9 Comments (+add yours?)

  1. Kristina P.
    Dec 02, 2009 @ 18:54:37

    Interesting food for thought. It sounds like he has reached amazing potential and has done a lot of good.

  2. Susan M
    Dec 02, 2009 @ 20:26:37

    Maybe women are just more likely to pat each other on the back than men are.

  3. E
    Dec 02, 2009 @ 22:09:05

    I think Susan is right.

  4. E
    Dec 02, 2009 @ 22:13:41

    Oh yeah, and Chris is one of the coolest people I know. (Right up there with his sister!) Maybe I’ll say more tomorrow. But mostly I think you said it all-or maybe I’m just tired.

  5. Sara H.
    Dec 03, 2009 @ 08:15:46

    The worldly, materialistic, status, etc. achievements are easier to see and to measure by other people (nice house, fancy car, powerful job), but things that are of more lasting and satisfying value are harder to see and less flashy. Raising kids, having a loving (for the most part) marriage, and being a generally good person are not going to get a lot of attention. And I do think that many people (esp. at church) expect women to be focusing more on the nurturing family activities, and men to be accumulating money and goods as their primary responsibility. It’s a little bit different where I live since many mothers work on their “careers” and hire people to raise their kids. I just called myself out on that too. 🙂

  6. cheryl
    Dec 03, 2009 @ 09:11:15

    What everyone else said.

    My problem is that everyone says I’ve lived up to my potential, and yet I still don’t feel like I have. But this is my problem, not other people’s, you know?

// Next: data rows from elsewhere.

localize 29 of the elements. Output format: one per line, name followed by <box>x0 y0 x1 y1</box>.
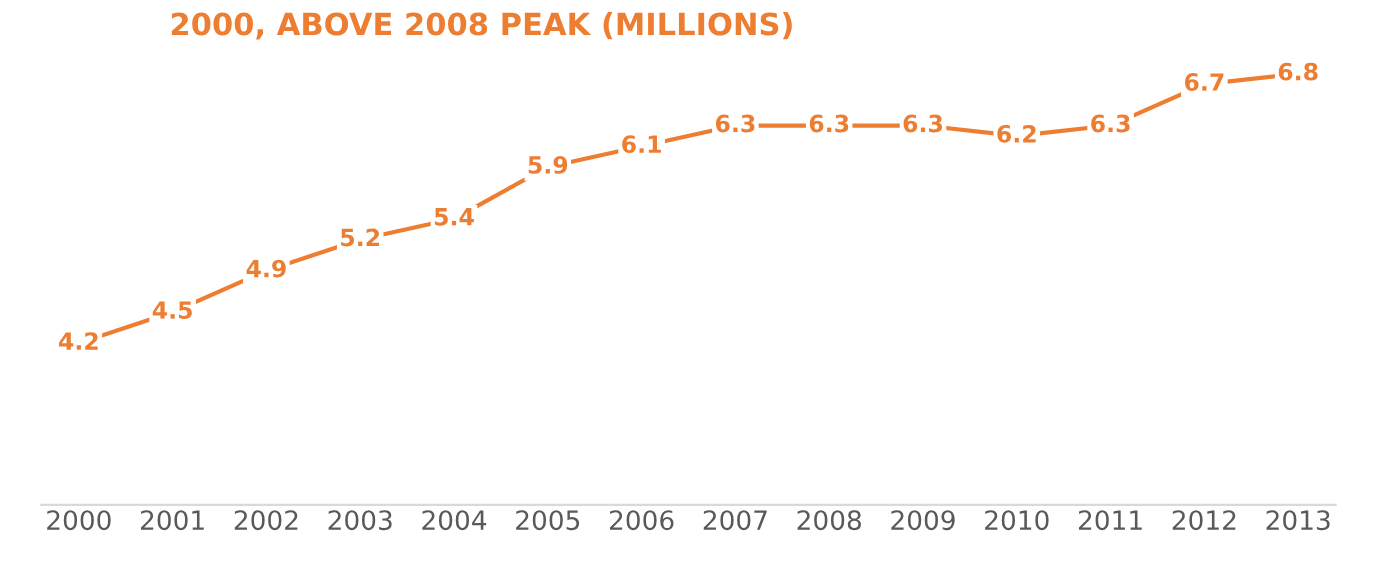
x-tick-label: 2013 <box>1266 510 1330 531</box>
data-label: 5.9 <box>528 156 568 174</box>
x-tick-label: 2010 <box>985 510 1049 531</box>
data-label: 4.5 <box>152 301 192 319</box>
data-label: 6.3 <box>809 114 849 133</box>
data-label: 6.8 <box>1278 62 1318 81</box>
data-label: 6.3 <box>715 114 755 133</box>
x-tick-label: 2002 <box>234 510 298 531</box>
x-tick-label: 2007 <box>703 510 767 531</box>
data-label: 6.7 <box>1184 73 1224 91</box>
x-tick-label: 2008 <box>797 510 861 531</box>
x-tick-label: 2009 <box>891 510 955 531</box>
data-label: 4.9 <box>246 259 286 278</box>
data-label: 6.2 <box>997 124 1036 143</box>
data-label: 4.2 <box>58 332 98 350</box>
x-tick-label: 2005 <box>516 510 580 531</box>
x-tick-label: 2000 <box>47 510 111 531</box>
x-tick-label: 2012 <box>1172 510 1236 531</box>
data-label: 6.3 <box>903 114 943 133</box>
data-label: 5.4 <box>434 208 474 226</box>
data-label: 6.1 <box>622 135 661 154</box>
x-tick-label: 2003 <box>328 510 392 531</box>
x-tick-label: 2004 <box>422 510 487 531</box>
data-label: 6.3 <box>1091 114 1130 133</box>
x-tick-label: 2011 <box>1078 510 1142 531</box>
x-tick-label: 2001 <box>140 510 204 531</box>
x-tick-label: 2006 <box>609 510 674 531</box>
data-label: 5.2 <box>341 228 380 247</box>
chart-title: 2000, ABOVE 2008 PEAK (MILLIONS) <box>171 11 792 40</box>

    Ooh! Plus we should never care what other people think (emphasis on ‘should’).

  7. Janelle
    Dec 03, 2009 @ 21:35:02

    My potential radar starts beeping when I’m around people like your brother than the fortune 500 crowd.

    I love helpful, down to earth dads.

    And their sisters.

  8. bythelbs
    Dec 04, 2009 @ 16:08:49

    I’m with Susan and E. We seem to worry more about making sure women know their value, while we take it for granted that men already know. Or something.

  9. Chris Jones, Lehi Utah
    Dec 12, 2009 @ 15:20:00

    First off, my sisters are ALL amazing people. I mean that in every possible sense of the word. They inspire me to be better, and they create good in the world wherever they go. None of them is perfect, I don’t think, but I admit to a level of uncertainty on that point, and the uncertainty is growing.

    Second, I think I’m getting too much praise here. Half the time I give people things so that they will like me, and that’s profoundly selfish. I’m fighting it, but it’s a long battle.

    Third, nobody reaches his potential, not in this life. That’s a theological statement in addition to a philosophical one.

    Fourth, there is definitely a gender-based element here, and I never saw it before these comments. A female in my position would be seriously nominated for Mother of the Year on an annual basis, and I say that with shame, not with pride. Most of the mothers I know are better people than their husbands, never mind the accolades their husbands get for their measurable in-the-world “achievements”. I have the resume to be MOY, but my wife, who also has that resume and is actually worthy of the honor, will never be nominated.

    I read something this morning by Orson Scott Card, a short story called “The Originist”, which is mostly about the relationship between a man and his wife toward the later end of their lives. That relationship is deep and powerful and real, and in describing it Card says something on the order of “what I create in her is mine, and what she creates in me is hers, and neither of us is anything worth mentioning by ourselves.” And I realized that while I personally have never become a world-class singer or a wealthy man, or anything of excellence and notoriety, in my wife I have the most precious jewel I have ever seen or known of. And I cannot deny that in her, I have achieved something of infinite preciousness.

    Of course, most of what she is is HER, and not me, but there is some of me there. The best of me. What there is of me in her is far better than anything I, or anyone sensible, could ever have expected. It is far BEYOND my potential.

    I never saw that until this morning.